One of the first games I'd actually bought for the machine was Treasure Island Dizzy. Now, the only experience of a Dizzy game I had was on the humble ZX Speccy, in the form of Fantasy World Dizzy, and Magicland Dizzy. The game was ok and was sodding hard to boot, with me still not knowing how to solve some of the puzzles. The other one was a game that I had originally sent through the post, and again played on the Speccy, and that was the lush graphics fest of Shadow of the Beast. It looked and sounded awesome, with an excellent opening sequence consisting of images and subtitles to tell the story. But, it was unfairly hard (which was common on those days, but this was even more so), with many paths. On the upside, at least it came with a free T-shirt (which I do in fact still have :) ). This was a taste of the things to come on this brilliant home computer. I got my hands on many more brilliant games, namely Rod-Land, Batman The Movie, Prince of Persia, Sensible Soccer, Desert Strike (ported from the Mega Drive in 1993....or was it 1992?), Apocalypse, Sensible Golf (am I the only person to love this game?) and Putty. But, one game, which would give the console shooters a run for their money, was made by Manfred Trenz, and was ported to the Spectrum, C64, Amstrad (I think :s) and later the consoles in Mega and Super flavours. That game was Turrican, and has since become somewhat of a cult classic.

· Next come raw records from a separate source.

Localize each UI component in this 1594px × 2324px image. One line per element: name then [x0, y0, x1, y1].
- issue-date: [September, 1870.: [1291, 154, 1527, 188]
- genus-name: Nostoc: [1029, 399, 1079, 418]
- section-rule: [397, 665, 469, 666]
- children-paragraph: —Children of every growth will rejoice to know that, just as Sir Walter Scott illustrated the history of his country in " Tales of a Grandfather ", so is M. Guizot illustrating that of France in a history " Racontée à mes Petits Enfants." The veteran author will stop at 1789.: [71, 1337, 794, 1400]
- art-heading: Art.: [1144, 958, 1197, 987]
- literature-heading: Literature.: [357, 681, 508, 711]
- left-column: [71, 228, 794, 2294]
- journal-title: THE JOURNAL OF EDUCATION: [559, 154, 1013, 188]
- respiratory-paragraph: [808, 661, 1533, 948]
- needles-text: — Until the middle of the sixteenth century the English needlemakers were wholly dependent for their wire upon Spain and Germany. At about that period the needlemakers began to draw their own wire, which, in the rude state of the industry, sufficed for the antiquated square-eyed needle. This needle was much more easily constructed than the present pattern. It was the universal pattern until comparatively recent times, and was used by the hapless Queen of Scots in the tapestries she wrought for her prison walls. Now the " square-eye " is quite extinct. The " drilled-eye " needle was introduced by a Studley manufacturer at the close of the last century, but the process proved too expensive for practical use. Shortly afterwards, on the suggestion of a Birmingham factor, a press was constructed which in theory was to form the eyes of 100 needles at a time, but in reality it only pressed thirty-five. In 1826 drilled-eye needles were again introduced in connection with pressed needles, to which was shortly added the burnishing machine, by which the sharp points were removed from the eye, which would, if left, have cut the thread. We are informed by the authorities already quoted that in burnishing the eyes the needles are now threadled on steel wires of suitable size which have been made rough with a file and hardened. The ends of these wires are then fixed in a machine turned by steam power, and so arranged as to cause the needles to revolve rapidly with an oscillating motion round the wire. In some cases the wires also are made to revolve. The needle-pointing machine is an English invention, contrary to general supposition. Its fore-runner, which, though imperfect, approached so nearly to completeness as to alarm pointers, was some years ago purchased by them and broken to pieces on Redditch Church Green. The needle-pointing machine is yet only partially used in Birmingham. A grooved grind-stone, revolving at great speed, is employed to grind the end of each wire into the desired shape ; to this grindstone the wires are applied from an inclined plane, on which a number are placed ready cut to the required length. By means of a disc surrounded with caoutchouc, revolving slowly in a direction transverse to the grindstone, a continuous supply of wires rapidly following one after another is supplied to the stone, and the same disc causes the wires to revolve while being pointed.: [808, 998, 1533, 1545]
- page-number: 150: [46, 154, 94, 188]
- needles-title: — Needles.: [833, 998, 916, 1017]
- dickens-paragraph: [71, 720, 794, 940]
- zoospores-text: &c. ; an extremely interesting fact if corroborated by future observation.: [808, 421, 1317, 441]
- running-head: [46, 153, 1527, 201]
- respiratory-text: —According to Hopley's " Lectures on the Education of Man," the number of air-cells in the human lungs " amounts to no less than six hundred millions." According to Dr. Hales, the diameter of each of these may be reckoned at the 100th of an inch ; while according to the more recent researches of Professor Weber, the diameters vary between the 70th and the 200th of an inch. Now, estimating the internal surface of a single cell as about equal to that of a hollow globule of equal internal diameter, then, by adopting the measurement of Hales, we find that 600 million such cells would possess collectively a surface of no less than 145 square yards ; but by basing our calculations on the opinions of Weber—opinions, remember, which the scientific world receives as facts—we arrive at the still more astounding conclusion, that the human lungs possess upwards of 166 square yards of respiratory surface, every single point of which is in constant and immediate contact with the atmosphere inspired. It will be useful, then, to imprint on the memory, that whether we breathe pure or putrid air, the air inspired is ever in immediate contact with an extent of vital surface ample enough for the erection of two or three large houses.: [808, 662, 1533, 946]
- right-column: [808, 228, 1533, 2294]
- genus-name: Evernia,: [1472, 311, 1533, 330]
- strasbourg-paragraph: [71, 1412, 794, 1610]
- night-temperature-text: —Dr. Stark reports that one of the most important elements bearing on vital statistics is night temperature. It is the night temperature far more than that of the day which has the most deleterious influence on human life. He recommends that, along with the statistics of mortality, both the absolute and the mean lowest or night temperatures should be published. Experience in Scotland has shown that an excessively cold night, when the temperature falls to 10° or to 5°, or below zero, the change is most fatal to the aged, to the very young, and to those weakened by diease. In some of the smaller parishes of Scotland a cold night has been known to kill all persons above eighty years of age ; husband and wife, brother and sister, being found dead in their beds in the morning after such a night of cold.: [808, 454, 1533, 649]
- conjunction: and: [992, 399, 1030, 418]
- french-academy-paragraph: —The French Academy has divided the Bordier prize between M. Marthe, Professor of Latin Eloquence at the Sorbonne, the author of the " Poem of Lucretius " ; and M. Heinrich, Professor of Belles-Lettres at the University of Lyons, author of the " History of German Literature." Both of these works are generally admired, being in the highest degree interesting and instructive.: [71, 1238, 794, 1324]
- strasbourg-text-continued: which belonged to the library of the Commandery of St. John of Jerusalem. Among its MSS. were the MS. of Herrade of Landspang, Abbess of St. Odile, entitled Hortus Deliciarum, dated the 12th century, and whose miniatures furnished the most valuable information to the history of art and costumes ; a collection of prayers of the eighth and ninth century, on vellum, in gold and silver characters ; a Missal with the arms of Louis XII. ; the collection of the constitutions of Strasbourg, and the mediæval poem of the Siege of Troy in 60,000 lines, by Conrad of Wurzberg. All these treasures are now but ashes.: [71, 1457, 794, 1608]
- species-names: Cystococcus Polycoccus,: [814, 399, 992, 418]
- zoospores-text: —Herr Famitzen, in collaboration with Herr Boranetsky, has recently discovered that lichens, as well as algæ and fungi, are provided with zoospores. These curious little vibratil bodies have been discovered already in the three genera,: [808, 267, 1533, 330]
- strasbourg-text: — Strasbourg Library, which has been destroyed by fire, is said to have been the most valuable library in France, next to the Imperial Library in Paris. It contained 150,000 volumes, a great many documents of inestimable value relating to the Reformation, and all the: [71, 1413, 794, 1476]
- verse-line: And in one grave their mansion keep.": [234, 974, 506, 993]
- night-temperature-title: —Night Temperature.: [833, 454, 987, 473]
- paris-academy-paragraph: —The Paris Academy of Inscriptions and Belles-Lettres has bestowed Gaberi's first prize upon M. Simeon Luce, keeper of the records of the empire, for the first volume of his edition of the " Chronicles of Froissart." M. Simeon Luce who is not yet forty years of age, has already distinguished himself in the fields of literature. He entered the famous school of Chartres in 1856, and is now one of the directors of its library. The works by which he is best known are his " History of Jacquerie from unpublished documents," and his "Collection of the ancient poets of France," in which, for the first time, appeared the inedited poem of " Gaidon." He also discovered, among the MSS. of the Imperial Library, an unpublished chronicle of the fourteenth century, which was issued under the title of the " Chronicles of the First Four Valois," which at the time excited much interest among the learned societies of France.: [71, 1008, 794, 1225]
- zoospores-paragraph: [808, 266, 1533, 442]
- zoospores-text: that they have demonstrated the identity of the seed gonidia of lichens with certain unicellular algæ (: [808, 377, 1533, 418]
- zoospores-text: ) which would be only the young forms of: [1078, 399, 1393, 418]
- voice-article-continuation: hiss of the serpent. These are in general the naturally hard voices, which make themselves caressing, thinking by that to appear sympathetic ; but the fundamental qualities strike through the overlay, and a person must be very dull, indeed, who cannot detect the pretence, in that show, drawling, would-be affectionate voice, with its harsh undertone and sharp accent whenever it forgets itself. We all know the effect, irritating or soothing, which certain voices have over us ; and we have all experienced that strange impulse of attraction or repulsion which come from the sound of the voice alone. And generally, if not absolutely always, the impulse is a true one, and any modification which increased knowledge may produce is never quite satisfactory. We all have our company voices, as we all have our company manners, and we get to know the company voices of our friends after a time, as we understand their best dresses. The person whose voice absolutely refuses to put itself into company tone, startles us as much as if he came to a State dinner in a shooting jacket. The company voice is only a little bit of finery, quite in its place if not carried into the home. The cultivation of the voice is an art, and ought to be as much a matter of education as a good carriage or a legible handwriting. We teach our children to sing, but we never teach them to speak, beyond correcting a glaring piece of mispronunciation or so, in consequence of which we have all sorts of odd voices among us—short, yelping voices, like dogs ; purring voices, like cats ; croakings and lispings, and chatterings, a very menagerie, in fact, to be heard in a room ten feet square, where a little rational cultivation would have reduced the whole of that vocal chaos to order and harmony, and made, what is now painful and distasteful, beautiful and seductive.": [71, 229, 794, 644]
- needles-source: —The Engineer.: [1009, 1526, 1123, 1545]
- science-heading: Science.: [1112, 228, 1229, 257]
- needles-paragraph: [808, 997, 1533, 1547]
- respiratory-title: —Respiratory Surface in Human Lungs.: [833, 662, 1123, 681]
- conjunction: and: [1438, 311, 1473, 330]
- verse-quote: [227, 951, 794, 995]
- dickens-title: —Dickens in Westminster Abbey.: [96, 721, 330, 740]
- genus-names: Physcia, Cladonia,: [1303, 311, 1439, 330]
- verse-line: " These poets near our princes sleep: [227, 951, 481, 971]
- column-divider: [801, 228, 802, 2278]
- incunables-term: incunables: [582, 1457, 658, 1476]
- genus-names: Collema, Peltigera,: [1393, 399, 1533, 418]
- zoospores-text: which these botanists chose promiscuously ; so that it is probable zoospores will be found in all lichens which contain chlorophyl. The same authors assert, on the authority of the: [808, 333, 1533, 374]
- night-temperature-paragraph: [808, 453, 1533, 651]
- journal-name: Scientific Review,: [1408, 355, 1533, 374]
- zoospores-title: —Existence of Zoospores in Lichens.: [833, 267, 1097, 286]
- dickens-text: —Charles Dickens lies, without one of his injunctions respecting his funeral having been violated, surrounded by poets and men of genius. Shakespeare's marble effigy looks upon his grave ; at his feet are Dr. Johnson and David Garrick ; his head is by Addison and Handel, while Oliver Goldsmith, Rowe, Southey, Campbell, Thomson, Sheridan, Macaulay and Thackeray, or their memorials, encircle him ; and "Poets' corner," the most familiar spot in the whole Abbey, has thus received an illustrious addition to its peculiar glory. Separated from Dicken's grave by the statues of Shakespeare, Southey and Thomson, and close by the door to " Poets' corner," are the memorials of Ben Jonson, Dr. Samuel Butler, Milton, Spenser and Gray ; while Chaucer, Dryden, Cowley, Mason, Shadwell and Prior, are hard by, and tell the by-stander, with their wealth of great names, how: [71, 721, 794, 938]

Turrican showed what could be squeezed out of the 512k (1mb with the upgrade) of ram and its awesome sound chip. Playing the lead character, you run and jumped through dozens of levels, shooting a variety of aliens and end of level bosses (a giant, spiked hand, anyone?). It did show what the Amiga was truly capable of, and was an outstanding game in its own right. The mags of the time obviously thought so too, with glowing praise for it.
Yes, I do still have an Amiga 500 to this very day (admittedly, it is my fourth. The first blew up, the second one, an A600, just threw a wobbly and stopped working and the second A500 did the same and took its ball and went home), but due to space and time, I haven't the time to play it as much as I'd like. Still, there is emulation, and for that, I'm thankful, as I can now play the games I owned, own or want to own, and remember the memories the machine has given me over the past 23 years, and it's something I will pass on to my kids so they can enjoy the games I played when I was young, and let them enjoy them as much as I do.